The Tango Argentine.
The Way of Tango
Embraced, we step
each on one foot
then the other
with that quiet animal
who lives inside.
The One who knows…
how to keep Upright;
The One who knows
to get out of the way.
on the atlas disc
each step taken
– David Bean inspired by
Sophia DeMello-Breyner (look below)
©David Bean June 6 08
I’m listening. But I don’t know
If what I hear is silence or God.
I’m listening.

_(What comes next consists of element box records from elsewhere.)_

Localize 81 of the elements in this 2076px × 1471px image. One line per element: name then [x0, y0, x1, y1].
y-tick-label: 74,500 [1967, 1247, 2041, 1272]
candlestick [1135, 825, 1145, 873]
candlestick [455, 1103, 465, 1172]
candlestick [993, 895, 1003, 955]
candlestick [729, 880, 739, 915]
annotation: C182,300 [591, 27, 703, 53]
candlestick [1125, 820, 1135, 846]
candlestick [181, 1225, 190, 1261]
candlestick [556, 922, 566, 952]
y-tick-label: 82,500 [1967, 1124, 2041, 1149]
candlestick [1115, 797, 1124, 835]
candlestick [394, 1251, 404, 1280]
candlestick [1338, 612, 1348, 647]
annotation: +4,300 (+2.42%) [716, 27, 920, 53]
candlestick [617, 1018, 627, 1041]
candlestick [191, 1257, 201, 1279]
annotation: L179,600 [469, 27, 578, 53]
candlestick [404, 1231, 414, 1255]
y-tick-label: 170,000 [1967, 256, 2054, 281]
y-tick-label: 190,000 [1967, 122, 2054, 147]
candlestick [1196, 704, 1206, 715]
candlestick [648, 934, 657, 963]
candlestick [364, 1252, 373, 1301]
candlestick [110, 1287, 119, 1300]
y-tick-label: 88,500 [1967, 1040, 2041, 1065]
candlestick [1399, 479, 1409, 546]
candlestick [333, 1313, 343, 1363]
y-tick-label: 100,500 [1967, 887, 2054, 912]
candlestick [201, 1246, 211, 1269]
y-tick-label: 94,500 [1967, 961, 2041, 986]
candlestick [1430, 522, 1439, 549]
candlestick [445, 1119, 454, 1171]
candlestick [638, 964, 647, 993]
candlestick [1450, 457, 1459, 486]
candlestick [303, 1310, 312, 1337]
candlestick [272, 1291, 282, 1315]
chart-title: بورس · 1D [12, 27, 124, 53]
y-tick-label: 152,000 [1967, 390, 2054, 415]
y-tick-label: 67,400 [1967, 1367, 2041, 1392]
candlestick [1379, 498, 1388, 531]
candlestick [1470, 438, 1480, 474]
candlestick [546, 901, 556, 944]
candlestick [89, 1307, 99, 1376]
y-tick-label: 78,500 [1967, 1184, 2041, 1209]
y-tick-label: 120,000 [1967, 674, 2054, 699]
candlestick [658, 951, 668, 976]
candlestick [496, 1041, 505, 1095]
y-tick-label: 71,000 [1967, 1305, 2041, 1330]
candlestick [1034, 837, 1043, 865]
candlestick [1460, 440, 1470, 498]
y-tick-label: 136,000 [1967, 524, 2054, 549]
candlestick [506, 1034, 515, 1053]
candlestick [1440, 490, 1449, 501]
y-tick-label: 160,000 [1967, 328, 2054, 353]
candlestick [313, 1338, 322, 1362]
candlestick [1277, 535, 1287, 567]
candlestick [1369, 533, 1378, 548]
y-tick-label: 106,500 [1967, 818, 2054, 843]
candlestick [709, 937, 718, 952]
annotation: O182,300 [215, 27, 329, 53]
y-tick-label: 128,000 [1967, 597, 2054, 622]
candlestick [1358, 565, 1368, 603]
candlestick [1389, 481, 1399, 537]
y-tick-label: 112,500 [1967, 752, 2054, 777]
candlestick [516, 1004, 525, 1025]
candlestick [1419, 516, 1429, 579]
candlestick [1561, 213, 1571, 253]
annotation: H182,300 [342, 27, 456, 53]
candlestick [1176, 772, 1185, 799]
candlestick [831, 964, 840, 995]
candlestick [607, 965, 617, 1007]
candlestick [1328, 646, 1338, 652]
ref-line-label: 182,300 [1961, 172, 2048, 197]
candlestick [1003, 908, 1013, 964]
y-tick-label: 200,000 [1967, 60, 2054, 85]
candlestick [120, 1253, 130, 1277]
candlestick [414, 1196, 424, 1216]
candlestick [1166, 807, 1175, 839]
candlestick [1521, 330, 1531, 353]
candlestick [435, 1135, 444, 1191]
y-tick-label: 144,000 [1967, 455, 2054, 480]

But I can’t tell
If I hear the plane of emptiness echoing
Or a keen consciousness
That at the bounds of the universe
Deciphers and watches me.
I only know I walk like someone
Beheld, Beloved and Known.
And because of this
I put into my every movement
Solemnity and Risk.
– Sophia DeMello-Breyner
Still drying my tears,
Though, of course I should have known,
I strap on my shoes
And summon the strength
To soften my heart.
It takes three to tango
Some say it takes two,
they have not felt tango,
have not yet understood tango.
Always when tango comes
there are three,
if only two it is just a movement
of bodies in space, a step, a twist,
or a turn, a four-legged
walking dance without heart.
When tango enters the dance,
always there are three,
corazón a corazón
heart to heart, turning into
un corazón, one heart in two bodies.
Pasión que mueve un corazón
passion flowing from one heart
moving through two beings becoming one,
dancing a new soul of a momentary
moving life into being.
Here so short, then gone,
Like the short life we live daily.
– William Bowen
2014 Portland Oregon
FOR ALL ARGENTINE TANGO DANCERS……
It takes a long time to understand this dance completely, but once you acquire the real feeling, it becomes photographed into the mind in a way that can never be erased.
Love and Marriage
Watching the young couple
move onto the dance floor
How she presses her cheek to his
How his arm embraces her
hand firm over her spine
drawing her into him
How their bodies move together
sensuous and fluid
I smile at my husband
their tango of passion
a clash of wills
SO true Nadine! Fortunately my husband and I have got somewhat beyond this now after 20 years!